Com área interditada desde 2016, muro do estádio Ferreirão desaba

Neste ano, a manutenção do campo passou a ficar a cargo da Escolinha de Futebol Ney da Matta

28/11/2018 às 20:30
Fernando Lopes
Telhas tapam o buraco deixado com a queda do muro, de modo paliativo

Outra parte do muro do Estádio Municipal João Teotônio Ferreira, o Ferreirão, localizado entre os bairros Ideal e Bom Jardim, desabou. A área próxima do muro que faz divisa com a rua Joaquim Cardoso foi interditada no fim de 2016, pela Defesa Civil, exatamente pelo risco de queda da construção. A queda foi na tarde de terça-feira (27).
A interdição foi realizada quando o campo estava cedido sob comodato para o Ideal Futebol Clube. Na época, o Diário do Aço publicou a iminência da queda do muro, devido a inclinação. Desde então, apesar das notificações da Defesa Civil, nada foi feito pelo clube.

Neste ano, a manutenção do campo passou a ficar a cargo da Escolinha de Futebol Ney da Matta. Em entrevista ao Diário do Aço, Ney informa que medidas estão em andamento para a recuperação do muro.

“Providenciamos um tapume com telhas no local onde o muro caiu e iremos reconstruir em breve. Uma outra parte do muro caiu na semana passada e estamos realizando a construção de quase 200 metros. Também iremos reconstruir a parte que caiu na terça-feira logo”, declara o técnico.

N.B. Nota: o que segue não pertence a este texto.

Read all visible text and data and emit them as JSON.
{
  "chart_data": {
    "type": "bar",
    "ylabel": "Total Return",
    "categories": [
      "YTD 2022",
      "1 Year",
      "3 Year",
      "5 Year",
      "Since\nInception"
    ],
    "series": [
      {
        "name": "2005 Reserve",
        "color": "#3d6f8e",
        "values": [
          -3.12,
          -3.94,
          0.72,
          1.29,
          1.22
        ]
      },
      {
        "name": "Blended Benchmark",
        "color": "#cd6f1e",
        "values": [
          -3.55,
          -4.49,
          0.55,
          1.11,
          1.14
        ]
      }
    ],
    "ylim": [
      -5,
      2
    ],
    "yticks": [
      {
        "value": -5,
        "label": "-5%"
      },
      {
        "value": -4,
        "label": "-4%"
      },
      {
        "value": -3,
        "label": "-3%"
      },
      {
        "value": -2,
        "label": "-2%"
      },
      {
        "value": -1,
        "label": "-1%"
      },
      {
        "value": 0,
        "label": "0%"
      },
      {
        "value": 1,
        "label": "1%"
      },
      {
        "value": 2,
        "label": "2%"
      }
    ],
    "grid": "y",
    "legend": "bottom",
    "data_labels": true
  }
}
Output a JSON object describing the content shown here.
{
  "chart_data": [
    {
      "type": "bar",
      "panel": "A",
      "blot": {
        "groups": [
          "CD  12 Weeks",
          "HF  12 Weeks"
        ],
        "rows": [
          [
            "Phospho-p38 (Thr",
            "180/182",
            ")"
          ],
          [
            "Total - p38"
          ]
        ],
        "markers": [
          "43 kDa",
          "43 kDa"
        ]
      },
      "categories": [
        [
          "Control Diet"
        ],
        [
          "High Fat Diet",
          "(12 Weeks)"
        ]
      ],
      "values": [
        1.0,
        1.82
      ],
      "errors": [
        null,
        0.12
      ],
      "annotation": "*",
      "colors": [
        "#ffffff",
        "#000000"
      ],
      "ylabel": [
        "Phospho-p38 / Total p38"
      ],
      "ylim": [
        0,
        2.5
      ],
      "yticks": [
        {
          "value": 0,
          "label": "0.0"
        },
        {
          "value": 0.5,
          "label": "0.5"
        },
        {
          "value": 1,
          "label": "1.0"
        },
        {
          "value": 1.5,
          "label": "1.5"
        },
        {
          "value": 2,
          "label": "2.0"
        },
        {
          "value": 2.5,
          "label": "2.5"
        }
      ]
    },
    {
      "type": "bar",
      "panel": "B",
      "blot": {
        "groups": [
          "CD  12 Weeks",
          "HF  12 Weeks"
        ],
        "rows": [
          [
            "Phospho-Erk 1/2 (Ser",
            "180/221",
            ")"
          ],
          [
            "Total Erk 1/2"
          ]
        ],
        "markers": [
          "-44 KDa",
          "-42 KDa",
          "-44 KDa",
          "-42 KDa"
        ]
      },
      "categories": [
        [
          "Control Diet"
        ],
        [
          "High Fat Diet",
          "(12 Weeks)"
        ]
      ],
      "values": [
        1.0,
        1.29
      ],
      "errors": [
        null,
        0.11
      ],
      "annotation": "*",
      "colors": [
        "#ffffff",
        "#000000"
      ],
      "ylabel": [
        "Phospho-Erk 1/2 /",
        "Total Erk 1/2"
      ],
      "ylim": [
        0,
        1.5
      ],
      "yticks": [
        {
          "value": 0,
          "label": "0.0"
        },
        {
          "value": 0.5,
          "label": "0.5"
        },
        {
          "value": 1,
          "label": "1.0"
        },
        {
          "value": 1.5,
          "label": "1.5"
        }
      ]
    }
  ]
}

O responsável pelo Ferreirão salienta ainda que no local já foram feitas diversas melhorias. “Antes de assumirmos o comando, o estádio estava em situação de abandono. Já fizemos diversas outras obras, outros investimentos, para conseguirmos levar em frente o projeto da escolinha. Inclusive, aproveito para solicitar auxílio do município de Ipatinga e das grandes empresas da cidade para realizarmos as demais obras que ainda são necessárias”, informa Ney.
O Poder Executivo de Ipatinga respondeu que ainda apura o caso.

Descaso antigo

A inclinação do muro do estádio Ferreirão iniciou-se há uns 12 anos. É o que dizem moradores do entorno do campo. Os torcedores denunciaram a situação de risco por diversas vezes, assunto tratado, inclusive, pelo Diário do Aço, mas nem a Administração Municipal, proprietária do campo, nem a responsável pelo local, a diretoria do Ideal Futebol Clube, tomaram providências.

Em novembro de 2012, o estádio passou por reformas que ampliou a capacidade do estádio para três mil pessoas. Contudo, o depósito irregular de entulhos da obra, seis anos atrás, incomodou os moradores e acabou criando um bota-fora clandestino em torno do estádio. A situação também foi publicada pelo Diário do Aço e, somente em março de 2013 foi solucionada.